We also feel that the investigations could have been an entirely different movie. The clashes are portrayed in flashbacks, but the interruption of the investigations takes away from the film’s emotional core. Time used to show men fighting on desks could have been used to bond with the movie’s actual heroes.

We also found it hard to take the battle scenes seriously: rock music plays in the more decisive segments of the battle, and it seems as if it were a boys’ day out, instead of the tragedy that ended their lives. PJ Abellana, playing fallen SAF Team Leader Col. Pabalinas, realizes that he is out of ammo. Knowing he’s about to be killed, he comes out of the grass with guns blazing, shooting out his final blasts of ammo, giving a primal scream before his death. Claudine Barretto, in a cameo, plays his widow, who calls for justice for the fallen men.

We do praise some performances in the movie. Edu Manzano lends necessary gravitas, and delivers one of the best lines in any movie, about choosing one’s conscience over one’s career. He says that when one retires, one’s career is over; but a person has to stick with their conscience for life.

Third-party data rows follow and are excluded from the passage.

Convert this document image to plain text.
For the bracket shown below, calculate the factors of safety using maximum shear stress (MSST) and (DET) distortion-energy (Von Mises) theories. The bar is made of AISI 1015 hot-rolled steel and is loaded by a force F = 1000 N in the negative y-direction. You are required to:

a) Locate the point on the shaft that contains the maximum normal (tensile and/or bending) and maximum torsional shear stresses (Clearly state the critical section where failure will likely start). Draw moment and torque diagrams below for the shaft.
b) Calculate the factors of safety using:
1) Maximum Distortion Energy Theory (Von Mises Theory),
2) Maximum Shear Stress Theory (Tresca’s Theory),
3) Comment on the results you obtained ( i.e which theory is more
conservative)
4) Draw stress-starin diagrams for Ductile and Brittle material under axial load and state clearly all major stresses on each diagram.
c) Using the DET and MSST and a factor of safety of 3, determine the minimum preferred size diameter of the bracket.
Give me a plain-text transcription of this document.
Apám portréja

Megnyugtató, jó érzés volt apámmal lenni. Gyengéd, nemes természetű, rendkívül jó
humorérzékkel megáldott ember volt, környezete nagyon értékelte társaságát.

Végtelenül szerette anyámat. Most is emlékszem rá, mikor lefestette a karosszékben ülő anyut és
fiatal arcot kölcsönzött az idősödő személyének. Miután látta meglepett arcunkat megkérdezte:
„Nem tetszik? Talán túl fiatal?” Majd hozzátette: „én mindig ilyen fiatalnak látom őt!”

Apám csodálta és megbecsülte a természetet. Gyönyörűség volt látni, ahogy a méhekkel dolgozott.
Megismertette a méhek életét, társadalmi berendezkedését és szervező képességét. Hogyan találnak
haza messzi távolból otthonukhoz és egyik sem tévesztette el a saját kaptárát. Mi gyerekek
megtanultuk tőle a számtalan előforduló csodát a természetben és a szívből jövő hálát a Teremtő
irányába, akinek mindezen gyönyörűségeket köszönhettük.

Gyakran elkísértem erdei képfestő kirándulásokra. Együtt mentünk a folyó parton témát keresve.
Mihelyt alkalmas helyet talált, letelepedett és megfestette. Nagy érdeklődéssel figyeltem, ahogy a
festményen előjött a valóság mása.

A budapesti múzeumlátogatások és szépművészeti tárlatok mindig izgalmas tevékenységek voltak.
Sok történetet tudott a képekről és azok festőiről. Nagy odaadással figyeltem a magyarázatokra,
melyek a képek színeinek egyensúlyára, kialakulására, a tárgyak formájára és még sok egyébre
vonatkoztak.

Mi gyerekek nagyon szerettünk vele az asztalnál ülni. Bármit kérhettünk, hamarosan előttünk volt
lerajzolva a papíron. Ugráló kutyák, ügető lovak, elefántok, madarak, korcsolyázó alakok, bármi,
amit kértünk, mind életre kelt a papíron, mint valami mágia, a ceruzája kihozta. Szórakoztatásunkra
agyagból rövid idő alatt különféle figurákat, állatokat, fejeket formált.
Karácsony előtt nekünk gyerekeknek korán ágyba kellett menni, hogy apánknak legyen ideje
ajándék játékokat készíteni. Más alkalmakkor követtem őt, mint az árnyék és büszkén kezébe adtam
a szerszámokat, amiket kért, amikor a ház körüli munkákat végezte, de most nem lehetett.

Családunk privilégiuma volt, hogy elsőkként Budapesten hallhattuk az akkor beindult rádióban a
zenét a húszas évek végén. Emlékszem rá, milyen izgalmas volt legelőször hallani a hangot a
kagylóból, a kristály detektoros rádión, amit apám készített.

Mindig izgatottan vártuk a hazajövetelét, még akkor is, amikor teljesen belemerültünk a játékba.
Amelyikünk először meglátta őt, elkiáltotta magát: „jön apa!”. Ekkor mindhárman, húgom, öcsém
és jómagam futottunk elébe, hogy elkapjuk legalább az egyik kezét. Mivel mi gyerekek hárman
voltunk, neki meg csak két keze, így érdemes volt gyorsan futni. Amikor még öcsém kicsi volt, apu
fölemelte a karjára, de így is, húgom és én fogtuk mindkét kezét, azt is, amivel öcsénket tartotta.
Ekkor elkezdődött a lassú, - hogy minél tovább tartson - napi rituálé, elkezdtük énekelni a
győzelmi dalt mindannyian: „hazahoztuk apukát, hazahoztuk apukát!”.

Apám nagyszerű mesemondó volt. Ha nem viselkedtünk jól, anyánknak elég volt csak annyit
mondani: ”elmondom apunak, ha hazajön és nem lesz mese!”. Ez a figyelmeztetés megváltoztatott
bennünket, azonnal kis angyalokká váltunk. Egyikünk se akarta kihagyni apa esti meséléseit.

Paulo Gumabao, meanwhile, plays the commander of the 84th Special Action Company (SAC), who were decimated in the clash (nine killed and 14 wounded), but had survivors. The 55th company, with 35 killed and a sole survivor, suffered a different fate. Mr. Gumabao whispers to a dead comrade, a wounded officer he rescued and nursed from the 55th company, “It’s okay.” He then plants his own cigarette in the dead man’s lips. That scene is the lone one that made this writer feel any emotion, even tearing up just a little bit.

Should you watch this movie? Seeing as it has very little emotional connection to the actual officers (who are supposed to be immortalized and given honor in this film), perhaps you’re better off reading the testimonies given in the several inquiries after the Mamasapano incident, as well as watching the news.